ST. PETERSBURG — Hoping to avoid drawn-out foreclosure proceedings, BayWalk owner Fred Bullard said Friday he is negotiating a deal to simply surrender the deed to the downtown entertainment complex and walk away.
Under the proposal, a bank would take control of the retail and restaurant portion of BayWalk and appoint a trustee to run the complex until a suitable buyer is found.
The stores would remain open.
"We are prepared to lose our equity," said Bullard, a partner in the original development who took over full control from the Sembler Co. in September. "We can jerk them around forever if we want, but there's no benefit for us doing that. It doesn't help the tenants, it doesn't help the city of St. Petersburg. As a result, we're ready to get going so whoever ends up being responsible for (BayWalk) can move forward."
Bullard said he hopes to have a settlement before a scheduled Jan. 13 foreclosure hearing.
Originally cast as a catalyst to downtown redevelopment when it opened in November 2000, BayWalk now finds its future in jeopardy over serious financial problems. The idea that a disinterested bank could take control of BayWalk — if only for a period of time — may only exacerbate worries.
Last month, Bullard admitted to defaulting on BayWalk's $14.5-million mortgage after negotiations to refinance the loan broke down. Bullard said he had an agreement in principle to invest millions of dollars upgrading the property in exchange for more favorable loan terms. But lenders instead called the loan due.
It's unclear how much money Bullard stands to lose by relinquishing the property. A review of public records suggest Bullard has paid off about $1-million on the original $15.5-million mortgage.
Bullard's portion of BayWalk includes the retail and restaurant space next to the 20-screen Muvico theater. The city owns the parking garage and retail space between First and Second avenues north. The theater is owned by another company.
Left to be decided is whether lenders could collect any penalties from Bullard for failing to repay the mortgage. Bullard believes that is unlikely.
The technical owner of BayWalk, STP Redevelopment, has no other assets and was created solely to own BayWalk.
Any agreement might also be complicated by the number of lenders that may have a say in the BayWalk mortgage.

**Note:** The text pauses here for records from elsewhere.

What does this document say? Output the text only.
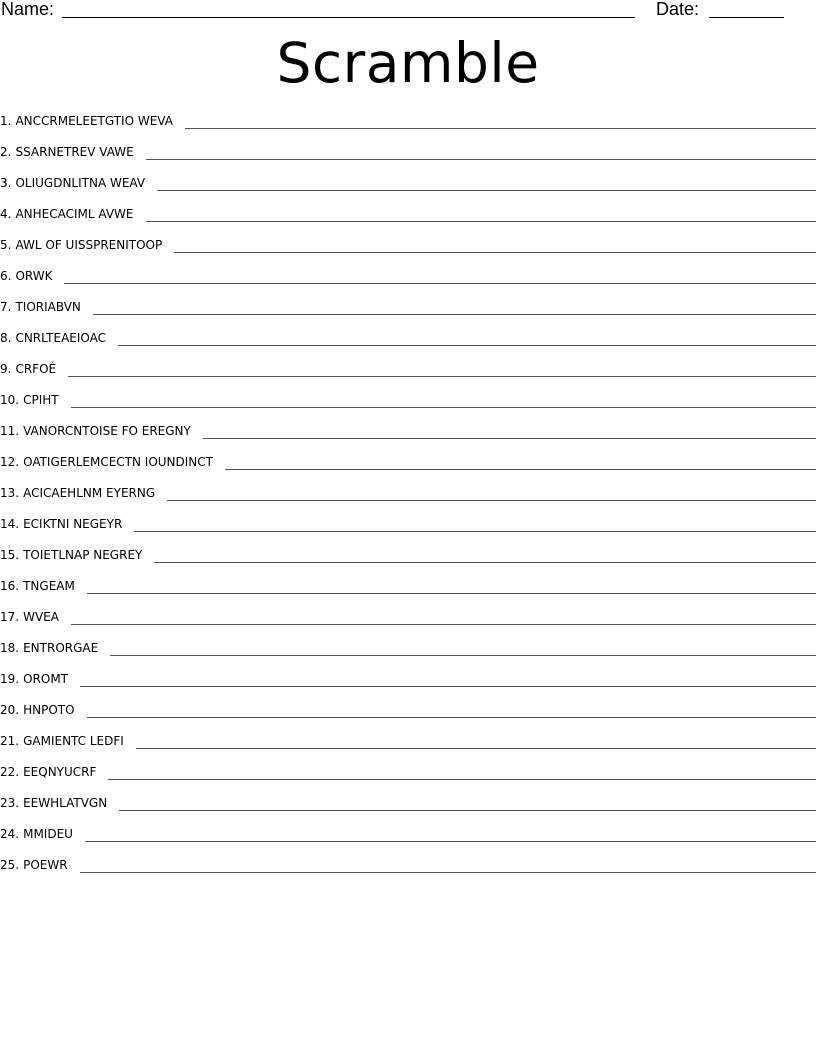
Name:	Date:
Scramble
1. ANCCRMELEETGTIO WEVA
2. SSARNETREV VAWE
3. OLIUGDNLITNA WEAV
4. ANHECACIML AVWE
5. AWL OF UISSPRENITOOP
6. ORWK
7. TIORIABVN
8. CNRLTEAEIOAC
9. CRFOÉ
10. CPIHT
11. VANORCNTOISE FO EREGNY
12. OATIGERLEMCECTN IOUNDINCT
13. ACICAEHLNM EYERNG
14. ECIKTNI NEGEYR
15. TOIETLNAP NEGREY
16. TNGEAM
17. WVEA
18. ENTRORGAE
19. OROMT
20. HNPOTO
21. GAMIENTC LEDFI
22. EEQNYUCRF
23. EEWHLATVGN
24. MMIDEU
25. POEWR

While the mortgage in question was written in 2002 by Salomon Brothers, it was assigned to Wachovia Bank in 2003. Recently, the loan was transferred to Wells Fargo. Now, Bullard said, it appears a group of investors, CWCapital Asset Management, is in charge of the loan on Well Fargo's behalf.
CWCapital did not return a call seeking comment. According to its Web site, CW Capital holds more $178-billion in multifamily and commercial real estate mortgages in 14,500 properties.
What they might choose to do with the property is unknown. Speculation centered around two options: Reinvesting in the property to inflate its value — like flipping a house; or quickly unloading the property to raise cash.
"The people that hold the mortgage aren't traditional bankers," said Greg Sembler, whose company originally developed BayWalk as part of a city redevelopment program. "These are Wall Street guys. It's simpler for them to foreclose and figure out what they got. They'll do whatever they need to do enhance the property and get it off their books as soon as they can."